For more information on using baizectl, refer to the baizectl Usage Documentation.

Model Inference¶

After completing the fine-tuning task, you can use the fine-tuned model for inference tasks. Here, you can use the inference service provided by AI Lab to create an inference service with the output model.

In the inference service list, you can create a new inference service. When selecting the model, choose the previously output dataset and configure the model path.

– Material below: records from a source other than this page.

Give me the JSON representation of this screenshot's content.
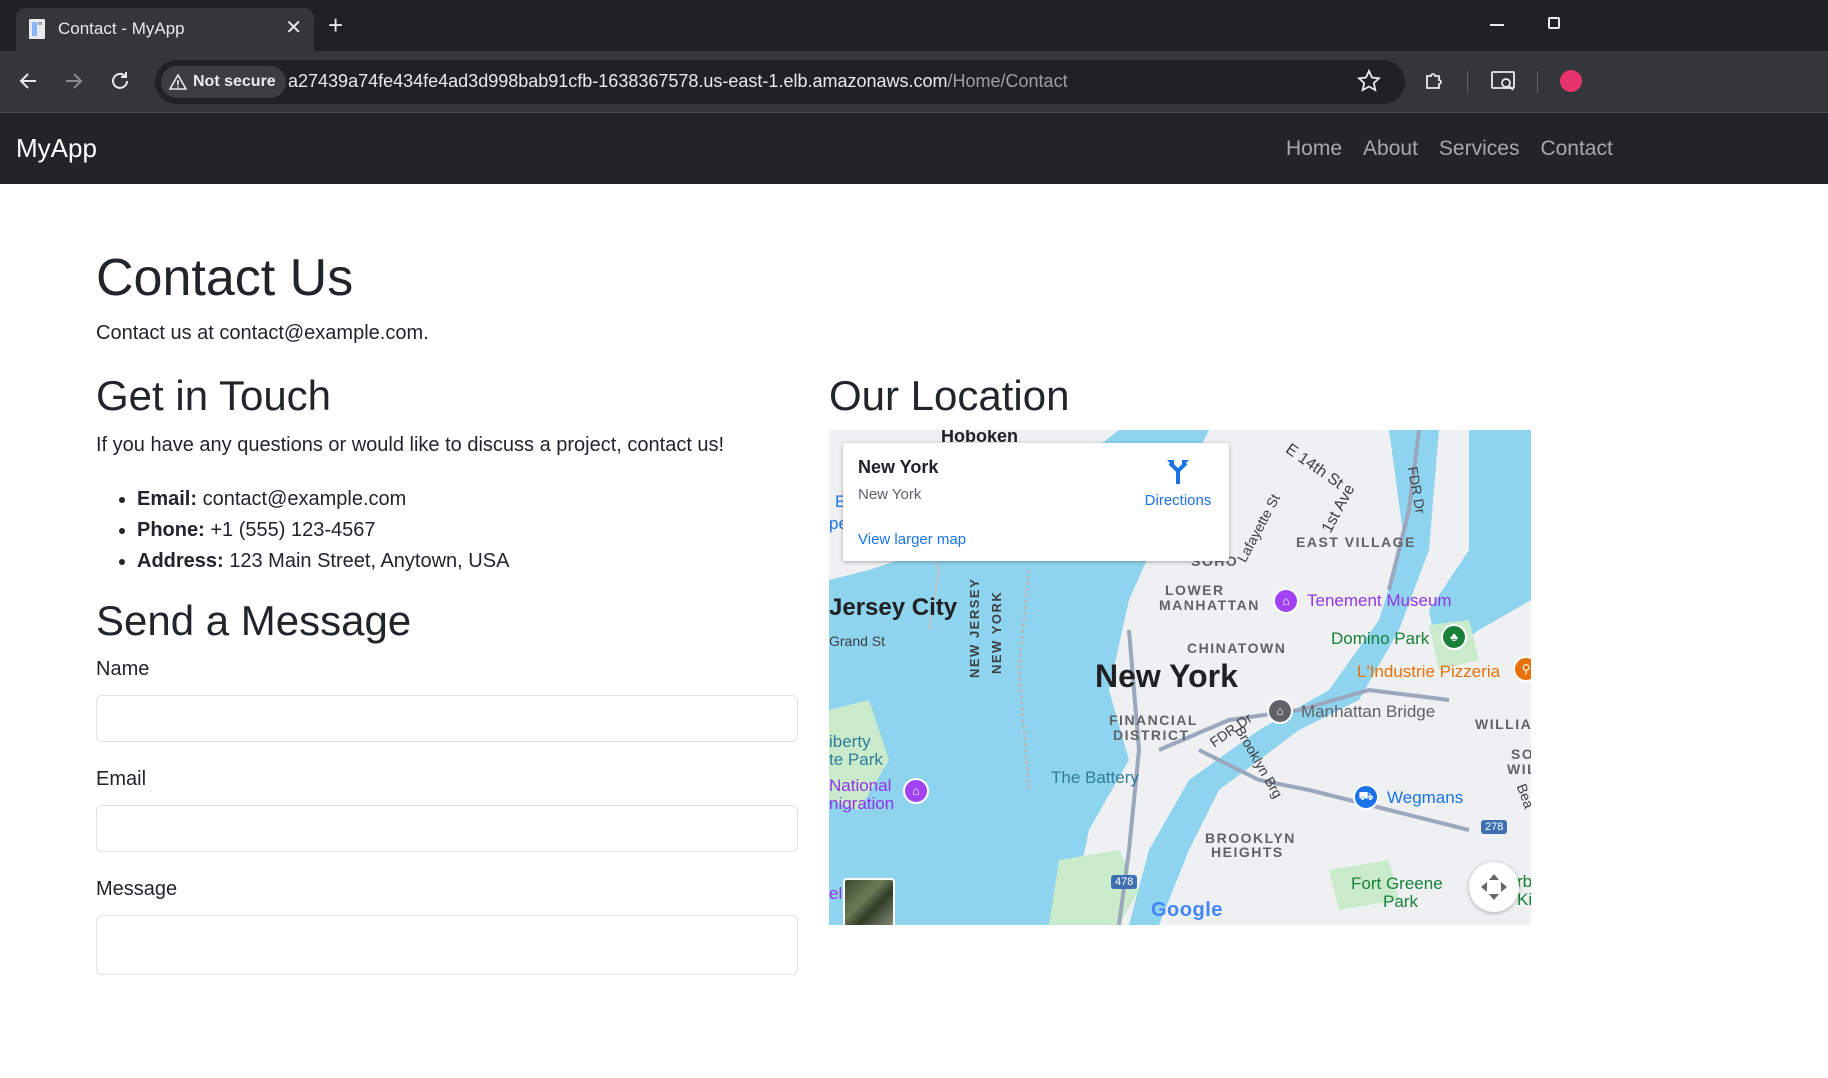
{
  "browser": {
    "tab_title": "Contact - MyApp",
    "security_label": "Not secure",
    "url_host": "a27439a74fe434fe4ad3d998bab91cfb-1638367578.us-east-1.elb.amazonaws.com",
    "url_path": "/Home/Contact"
  },
  "navbar": {
    "brand": "MyApp",
    "links": [
      "Home",
      "About",
      "Services",
      "Contact"
    ]
  },
  "page": {
    "title": "Contact Us",
    "lead": "Contact us at contact@example.com.",
    "get_in_touch": {
      "heading": "Get in Touch",
      "intro": "If you have any questions or would like to discuss a project, contact us!",
      "items": [
        {
          "label": "Email:",
          "value": " contact@example.com"
        },
        {
          "label": "Phone:",
          "value": " +1 (555) 123-4567"
        },
        {
          "label": "Address:",
          "value": " 123 Main Street, Anytown, USA"
        }
      ]
    },
    "form": {
      "heading": "Send a Message",
      "name_label": "Name",
      "name_value": "",
      "email_label": "Email",
      "email_value": "",
      "message_label": "Message"
    },
    "location": {
      "heading": "Our Location"
    }
  },
  "map": {
    "card": {
      "title": "New York",
      "subtitle": "New York",
      "directions": "Directions",
      "larger_map": "View larger map"
    },
    "labels": {
      "hoboken": "Hoboken",
      "e14": "E 14th St",
      "first_ave": "1st Ave",
      "fdr": "FDR Dr",
      "east_village": "EAST VILLAGE",
      "lafayette": "Lafayette St",
      "soho": "SOHO",
      "lower_manhattan_1": "LOWER",
      "lower_manhattan_2": "MANHATTAN",
      "tenement": "Tenement Museum",
      "jersey_city": "Jersey City",
      "grand_st": "Grand St",
      "chinatown": "CHINATOWN",
      "domino": "Domino Park",
      "new_york": "New York",
      "lindustrie": "L'Industrie Pizzeria",
      "nj": "NEW JERSEY",
      "ny": "NEW YORK",
      "financial_1": "FINANCIAL",
      "financial_2": "DISTRICT",
      "fdr_dr2": "FDR Dr",
      "manhattan_bridge": "Manhattan Bridge",
      "williamsburg": "WILLIAI",
      "liberty_1": "iberty",
      "liberty_2": "te Park",
      "battery": "The Battery",
      "brooklyn_brg": "Brooklyn Brg",
      "so": "SO",
      "willia2": "WILLIA",
      "national_1": "National",
      "national_2": "nigration",
      "wegmans": "Wegmans",
      "bea": "Bea",
      "i278": "278",
      "brooklyn_h1": "BROOKLYN",
      "brooklyn_h2": "HEIGHTS",
      "i478": "478",
      "fort_greene_1": "Fort Greene",
      "fort_greene_2": "Park",
      "rb": "rb",
      "ki": "Ki",
      "e_left": "E",
      "pe_left": "pe",
      "el_left": "el",
      "google": "Google"
    }
  },
  "colors": {
    "chrome_dark": "#202124",
    "chrome_tab": "#35363a",
    "navbar_bg": "#212529",
    "water": "#8fd4ee",
    "land": "#eef0f2",
    "park": "#c9ebcc",
    "map_link": "#1a73e8"
  }
}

Regarding model resource requirements and GPU resource requirements for inference services, configure them based on the model size and inference concurrency. Refer to the resource configuration of the previous fine-tuning tasks.

Configure Model Runtime¶

Configuring the model runtime is crucial. Currently, DCE 5.0 AI Lab supports vLLM as the model inference service runtime, which can be directly selected.

Tip

vLLM supports a wide range of large language models. Visit vLLM for more information. These models can be easily used within AI Lab.

After creation, you can see the created inference service in the inference service list. The model service list allows you to get the model's access address directly.

Test the Model Service¶

Try using the curl command in the terminal to test the model service. Here, you can see the returned results, enabling you to use the model service for inference tasks.

curl -X POST http://10.20.100.210:31118/v2/models/chatglm3-6b/generate \
  -d '{"text_input": "hello", "stream": false, "sampling_parameters": "{\"temperature\": 0.7, \"top_p\": 0.95, \'max_tokens\": 1024｝"｝'

Wrap up¶

This page used ChatGLM3 as an example to quickly introduce and get you started with the AI Lab for model fine-tuning, using LoRA to fine-tune the ChatGLM3 model.

DCE 5.0 AI Lab provides a wealth of features to help model developers quickly conduct model development, fine-tuning, and inference tasks. It also offers rich OpenAPI interfaces, facilitating integration with third-party application ecosystems.